Title: Big Crack Attack (or, what twasadark has evidently been smoking)  
Author:[](http://twasadark.livejournal.com/profile)[**twasadark**](http://twasadark.livejournal.com/)  
Genre: Gen  
Rating: PG-13  
Spoilers: Through 4.04   
Note: My thought was to write a delicious little hurt/comfort coda.  Instead, short, bad crack happened.   
Warning: leaving me encouraging comments will only make me want to inflict further crack fics on you.

 

So it’s been a rough night.  Both he and Sam were knocked out and nearly devoured and then Sam had to set that wormy-faced dude on fire, which _stunk_ to high heaven.  Dean finds that driving calms him down almost as good as beer and sex, so he’s happy to hit the road for a bit.  Then Sam vows to give up the whole freaky demon power mojo and the relief Dean feels is chased quickly by eyeball-burning fatigue.   

He pulls over an hour outside of Carthage, Missouri in a little rattrap place whose sign trumpets “Phones in every room!”  The place also has potholes in the asphalt parking lot and a grumpy ass chain smoking attendant at the desk who looks 60 and smells 80.  Whatever the hell that means.  Anyhow, she looks like she hasn’t gotten any in nigh onto twenty years.  Sam says he’s sure she’s really a nice old lady with grandkids and a turbo-charged scooter somewhere around back. 

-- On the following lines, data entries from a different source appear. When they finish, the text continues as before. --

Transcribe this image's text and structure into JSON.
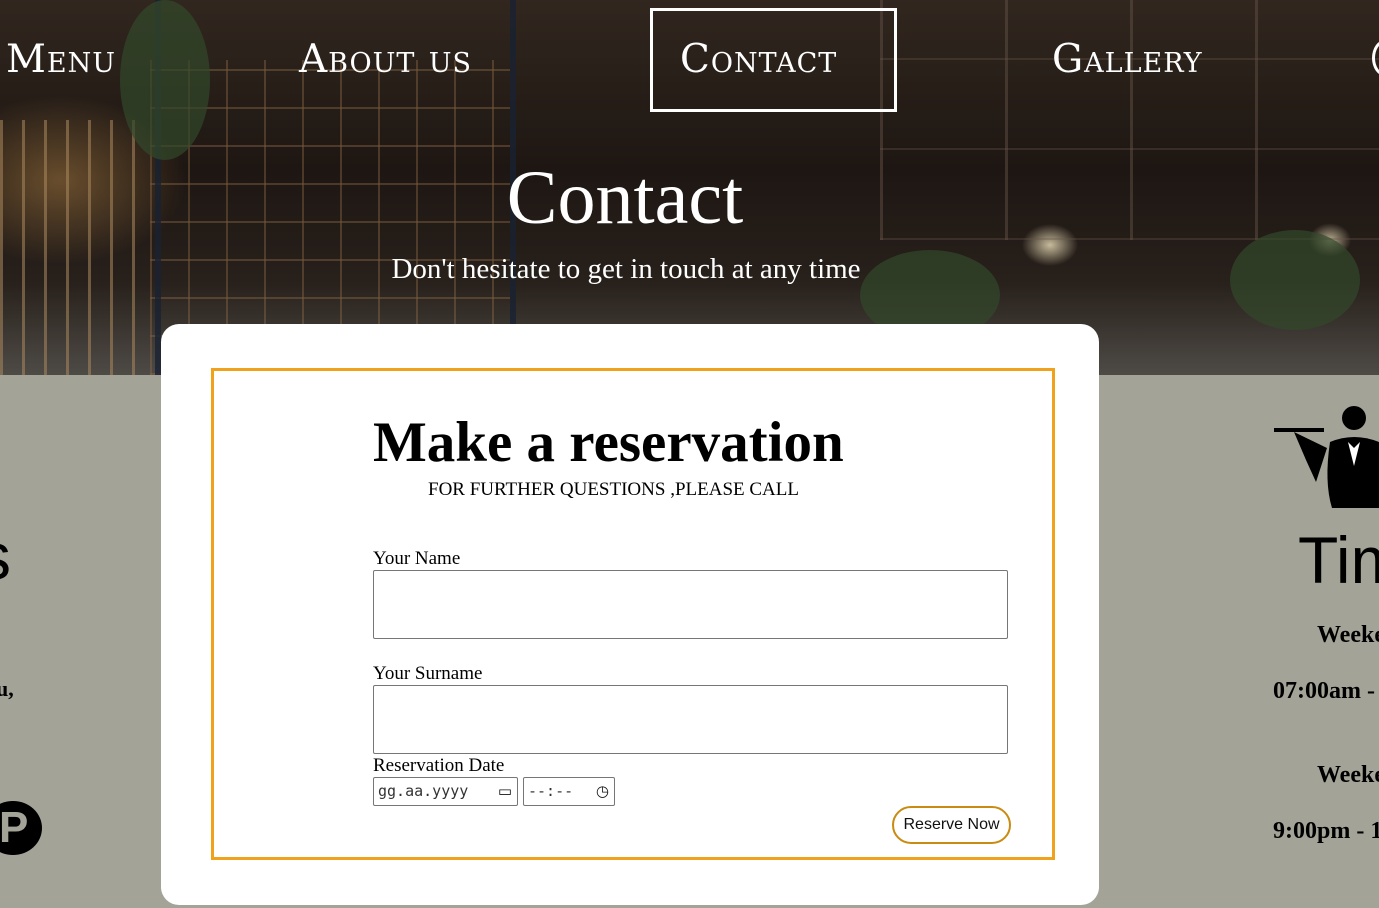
{
  "nav": {
    "items": [
      {
        "label": "Menu"
      },
      {
        "label": "About us"
      },
      {
        "label": "Contact"
      },
      {
        "label": "Gallery"
      }
    ],
    "active_index": 2
  },
  "hero": {
    "title": "Contact",
    "subtitle": "Don't hesitate to get in touch at any time"
  },
  "left_column": {
    "heading_fragment": "s",
    "text_fragment": "u,",
    "icon": "pinterest-icon"
  },
  "right_column": {
    "icon": "waiter-icon",
    "heading_fragment": "Tim",
    "line1": "Weeke",
    "line2": "07:00am -",
    "line3": "Weeke",
    "line4": "9:00pm - 1"
  },
  "reservation": {
    "title": "Make a reservation",
    "subtitle": "FOR FURTHER QUESTIONS ,PLEASE CALL",
    "name_label": "Your Name",
    "name_value": "",
    "surname_label": "Your Surname",
    "surname_value": "",
    "date_label": "Reservation Date",
    "date_placeholder": "gg.aa.yyyy",
    "time_placeholder": "--:--",
    "submit_label": "Reserve Now"
  },
  "colors": {
    "accent": "#f0a21c",
    "page_background": "#a4a398",
    "card_background": "#ffffff"
  }
}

They get a room on the first floor a few doors down from the office.  Sam hefts his duffel and hauls it inside the room, but Dean doesn’t bother because he wants to check it out first.  They go inside, find bland dingy walls, a TV from the 1950s, orange bedspreads that smell faintly of smoke but not of other, grosser substances, and a bathroom the size of a postage stamp that is blessedly free of werewolves, vampires, and possums.  Cause there was this one time in Punxsatawny where a whole frickin’ _herd_ of those damn things (possums) were camped out in the motel bathtub.  Dean still shivers when he thinks of it. 

“Is it okay?”  Sam asks.  He’s standing in the middle of the room, looking vaguely annoyed. 

“It’ll do,” Dean says.  He’s not fussy, but part of being a big brother means he has first veto rights when it comes to skanky motel rooms.

With a sigh, Sam dumps his duffel on the bed furthest from the door and says, “I’m gonna snag first shower, ‘kay?”

“Yeah, sure.”

Dean heads back to the Impala, sees what he thinks might possibly be a scratch on the driver’s side fender and spends a good five minutes peering at it in the dim light before finally deciding that it’s bird shit. 

Dean’s just slung his duffel over his shoulder and is heading toward the motel room when he finds the world listing to one side.  Now, what the hell--?  That’s about the time his face makes rather intimate contact with the concrete door stoop.  Oh, so it’s _not_ actually the world that tipped over.  Just him. 

Everything narrows to a tiny spot of light, and then that flees under a wave of unconsciousness.

\--

Sam gets out of the shower with a terrible craving for potato chips.  Barbeque flavored.  Tangy and just a little sweet, nice and fresh and crisp.  Mmmmmm.  He can almost taste them.  Not one of those tiny little $.99 bags, either.  He’s a big guy.  Hell, yeah.  He needs a bag of potato chips the size of … his head?  Well, something really big, anyhow.  Like his dick.  Heh.  Dean’s not the only one who can be crude.  Sam is a guy, after all.  He just doesn’t say shit like that out loud. 

Anyhow, he hopes this place has a vending machine. 

He wonders where Dean is as he slips his jeans on, jams his hand in the right-hand front pocket, and withdraws a handful of change.  He heads out the door in his bare feet, absorbed in counting the change.  So absorbed that he doesn’t notice the sprawled form of his brother on the sidewalk directly outside their room. 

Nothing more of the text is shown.